En effet, il n’y a que sa cour pour les êtres pensants ; Votre Altesse royale sait ce que c’est que toutes les autres ; celle de France est un peu plus gaie, depuis que son roi a osé aimer[1]. Le voilà en train d’être un grand homme, puisqu’il a des sentiments. Malheur aux cœurs durs ! Dieu bénira les âmes tendres. Il y a je ne sais quoi de réprouvé à être insensible : aussi sainte Thérèse définissait-elle le diable, le malheureux qui ne sait point aimer.

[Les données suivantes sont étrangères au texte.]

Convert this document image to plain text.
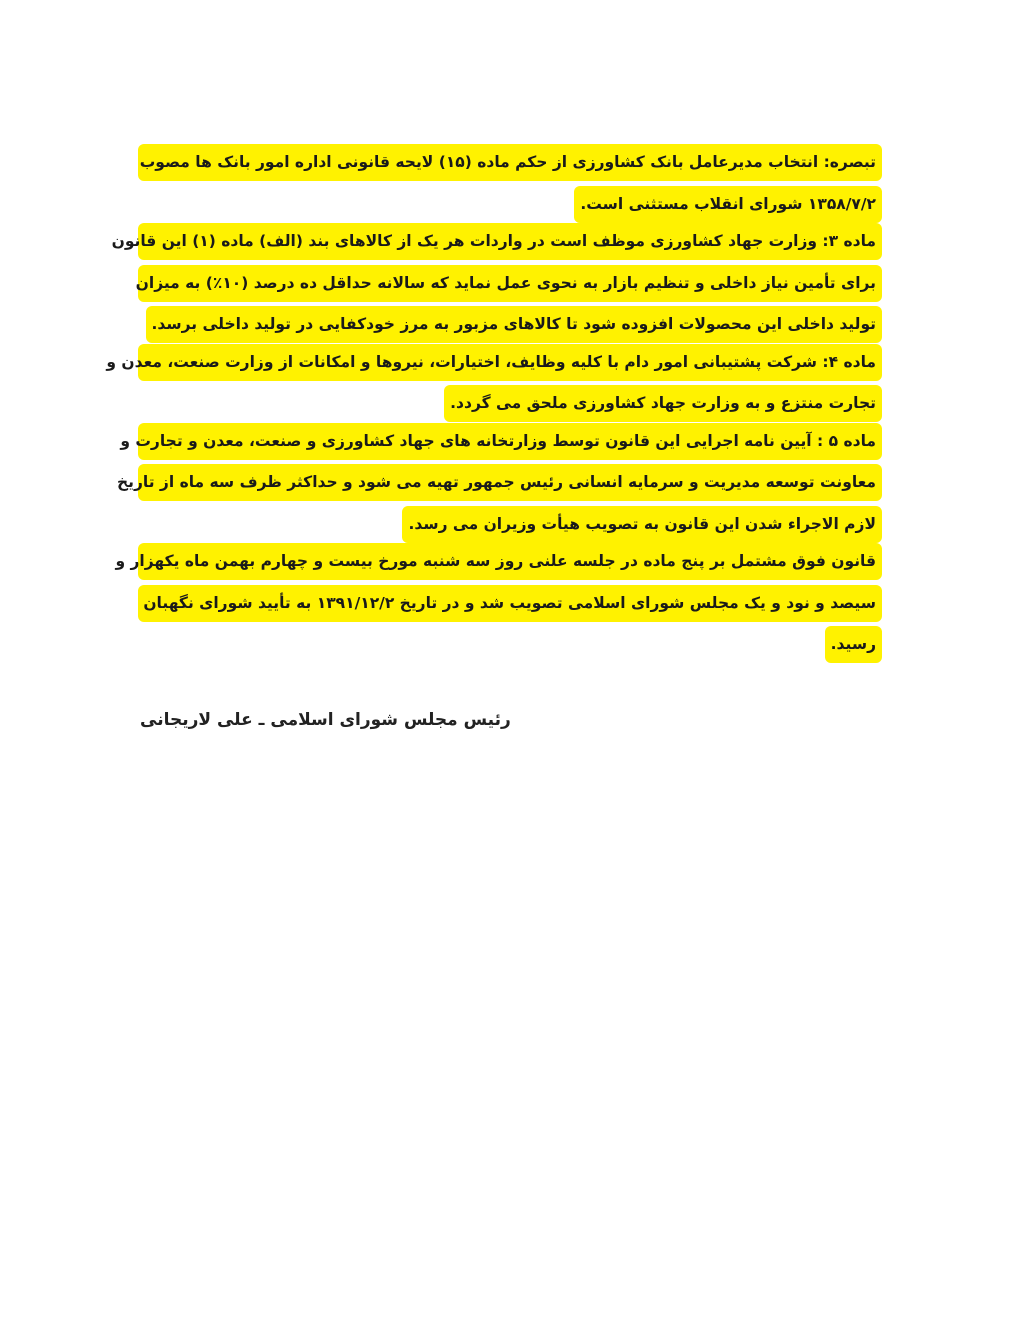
تبصره: انتخاب مدیرعامل بانک کشاورزی از حکم ماده (۱۵) لایحه قانونی اداره امور بانک ها مصوب
۱۳۵۸/۷/۲ شورای انقلاب مستثنی است.
ماده ۳: وزارت جهاد کشاورزی موظف است در واردات هر یک از کالاهای بند (الف) ماده (۱) این قانون
برای تأمین نیاز داخلی و تنظیم بازار به نحوی عمل نماید که سالانه حداقل ده درصد (۱۰٪) به میزان
تولید داخلی این محصولات افزوده شود تا کالاهای مزبور به مرز خودکفایی در تولید داخلی برسد.
ماده ۴: شرکت پشتیبانی امور دام با کلیه وظایف، اختیارات، نیروها و امکانات از وزارت صنعت، معدن و
تجارت منتزع و به وزارت جهاد کشاورزی ملحق می گردد.
ماده ۵ : آیین نامه اجرایی این قانون توسط وزارتخانه های جهاد کشاورزی و صنعت، معدن و تجارت و
معاونت توسعه مدیریت و سرمایه انسانی رئیس جمهور تهیه می شود و حداکثر ظرف سه ماه از تاریخ
لازم الاجراء شدن این قانون به تصویب هیأت وزیران می رسد.
قانون فوق مشتمل بر پنج ماده در جلسه علنی روز سه شنبه مورخ بیست و چهارم بهمن ماه یکهزار و
سیصد و نود و یک مجلس شورای اسلامی تصویب شد و در تاریخ ۱۳۹۱/۱۲/۲ به تأیید شورای نگهبان
رسید.
رئیس مجلس شورای اسلامی ـ علی لاریجانی
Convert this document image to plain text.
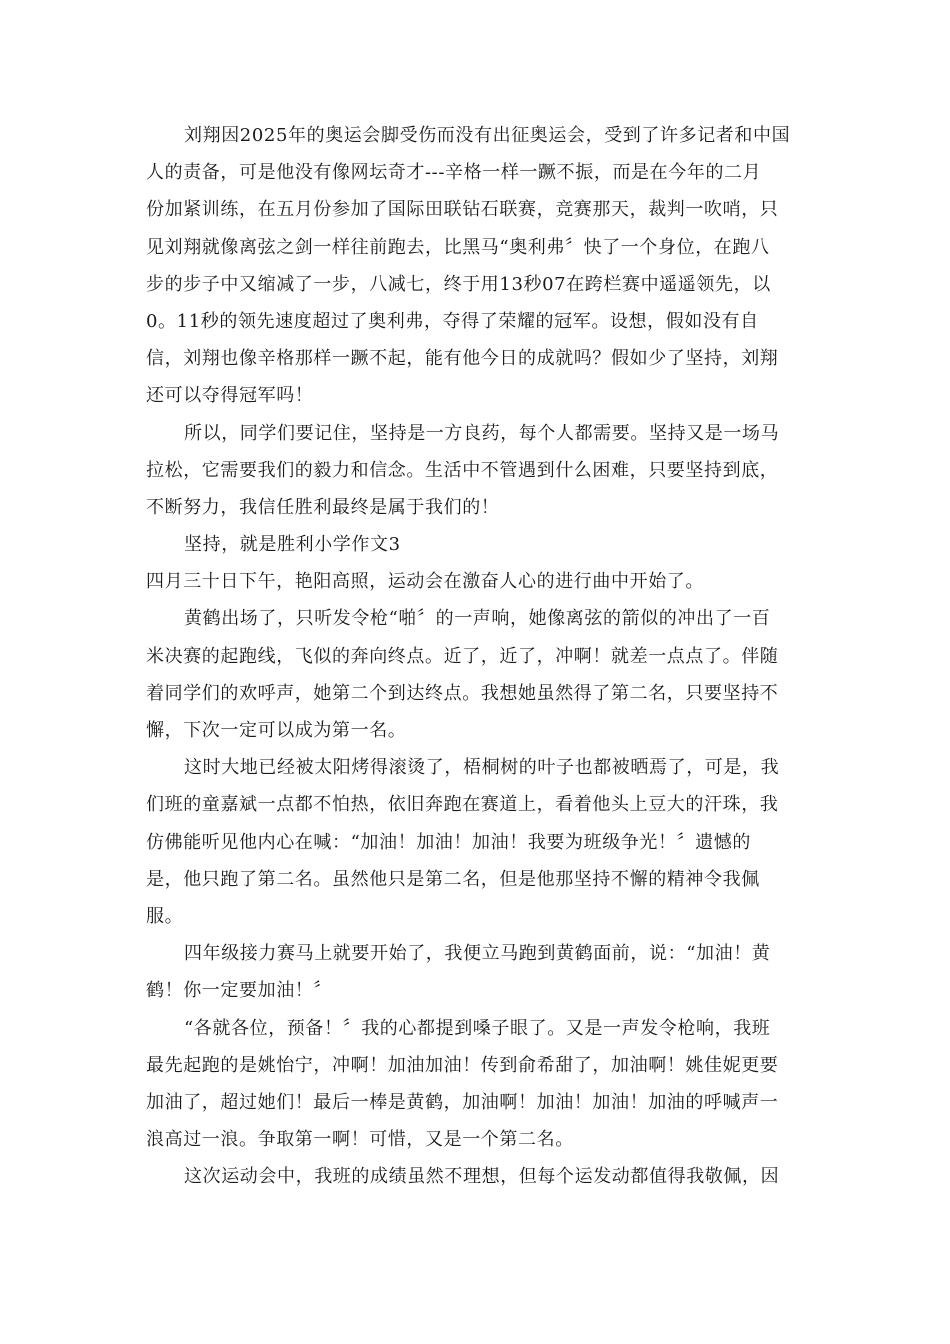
刘翔因2025年的奥运会脚受伤而没有出征奥运会，受到了许多记者和中国
人的责备，可是他没有像网坛奇才---辛格一样一蹶不振，而是在今年的二月
份加紧训练，在五月份参加了国际田联钻石联赛，竞赛那天，裁判一吹哨，只
见刘翔就像离弦之剑一样往前跑去，比黑马“奥利弗〞快了一个身位，在跑八
步的步子中又缩减了一步，八减七，终于用13秒07在跨栏赛中遥遥领先，以
0。11秒的领先速度超过了奥利弗，夺得了荣耀的冠军。设想，假如没有自
信，刘翔也像辛格那样一蹶不起，能有他今日的成就吗？假如少了坚持，刘翔
还可以夺得冠军吗！
所以，同学们要记住，坚持是一方良药，每个人都需要。坚持又是一场马
拉松，它需要我们的毅力和信念。生活中不管遇到什么困难，只要坚持到底，
不断努力，我信任胜利最终是属于我们的！
坚持，就是胜利小学作文3
四月三十日下午，艳阳高照，运动会在激奋人心的进行曲中开始了。
黄鹤出场了，只听发令枪“啪〞的一声响，她像离弦的箭似的冲出了一百
米决赛的起跑线，飞似的奔向终点。近了，近了，冲啊！就差一点点了。伴随
着同学们的欢呼声，她第二个到达终点。我想她虽然得了第二名，只要坚持不
懈，下次一定可以成为第一名。
这时大地已经被太阳烤得滚烫了，梧桐树的叶子也都被晒焉了，可是，我
们班的童嘉斌一点都不怕热，依旧奔跑在赛道上，看着他头上豆大的汗珠，我
仿佛能听见他内心在喊：“加油！加油！加油！我要为班级争光！〞遗憾的
是，他只跑了第二名。虽然他只是第二名，但是他那坚持不懈的精神令我佩
服。
四年级接力赛马上就要开始了，我便立马跑到黄鹤面前，说：“加油！黄
鹤！你一定要加油！〞
“各就各位，预备！〞我的心都提到嗓子眼了。又是一声发令枪响，我班
最先起跑的是姚怡宁，冲啊！加油加油！传到俞希甜了，加油啊！姚佳妮更要
加油了，超过她们！最后一棒是黄鹤，加油啊！加油！加油！加油的呼喊声一
浪高过一浪。争取第一啊！可惜，又是一个第二名。
这次运动会中，我班的成绩虽然不理想，但每个运发动都值得我敬佩，因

On ne parle à Paris que de fêtes, de feux d’artifice ; on dépense beaucoup en poudre et en fusées. On dépensait autrefois davantage en esprit et en agréments, et quand Louis XIV donnait des fêtes, c’était les Corneille, les Molière, les Quinault, les Lulli, les Lebrun, qui s’en mêlaient. Je suis fâché qu’une fête ne soit qu’une fête passagère, du bruit, de la foule, beaucoup de bourgeois, quelques diamants, et rien de plus ; je voudrais qu’elle passât à la postérité. Les Romains, nos maîtres, entendaient mieux cela que nous ; les amphithéâtres, les arcs de triomphe, élevés pour un jour solennel, nous plaisent et nous instruisent encore. Nous autres, nous dressons un échafaud dans la place de Grève, où, la veille, on a roué quelques voleurs ; on tire des canons de l’Hôtel de Ville. Je voudrais qu’on employât plutôt ces canons-là à détruire cet Hôtel de Ville qui est du plus mauvais goût du monde, et qu’on mît, à en rebâtir un beau, l’argent qu’on dépense en fusées volantes. Un prince qui bâtit fait nécessairement fleurir les autres arts ; la peinture, la sculpture, la gravure, marchent à la suite de l’architecture. Un beau salon est destiné pour la musique, un autre pour la comédie. On n’a à Paris ni salle de comédie, ni salle d’opéra ; et, par une contradiction trop digne de nous, d’excellents ouvrages sont représentés sur de très-vilains théâtres. Les bonnes pièces sont en France, et les beaux vaisseaux en Italie.

  1. Louis XV, par l’entremise du duc de Richelieu, venait de prendre pour maîtresse la comtesse de Mailly, sœur ainée de mesdames de Vintimille, de Lauraguais, et de Châteauroux, avec lesquelles il coucha successivement. (Cl.)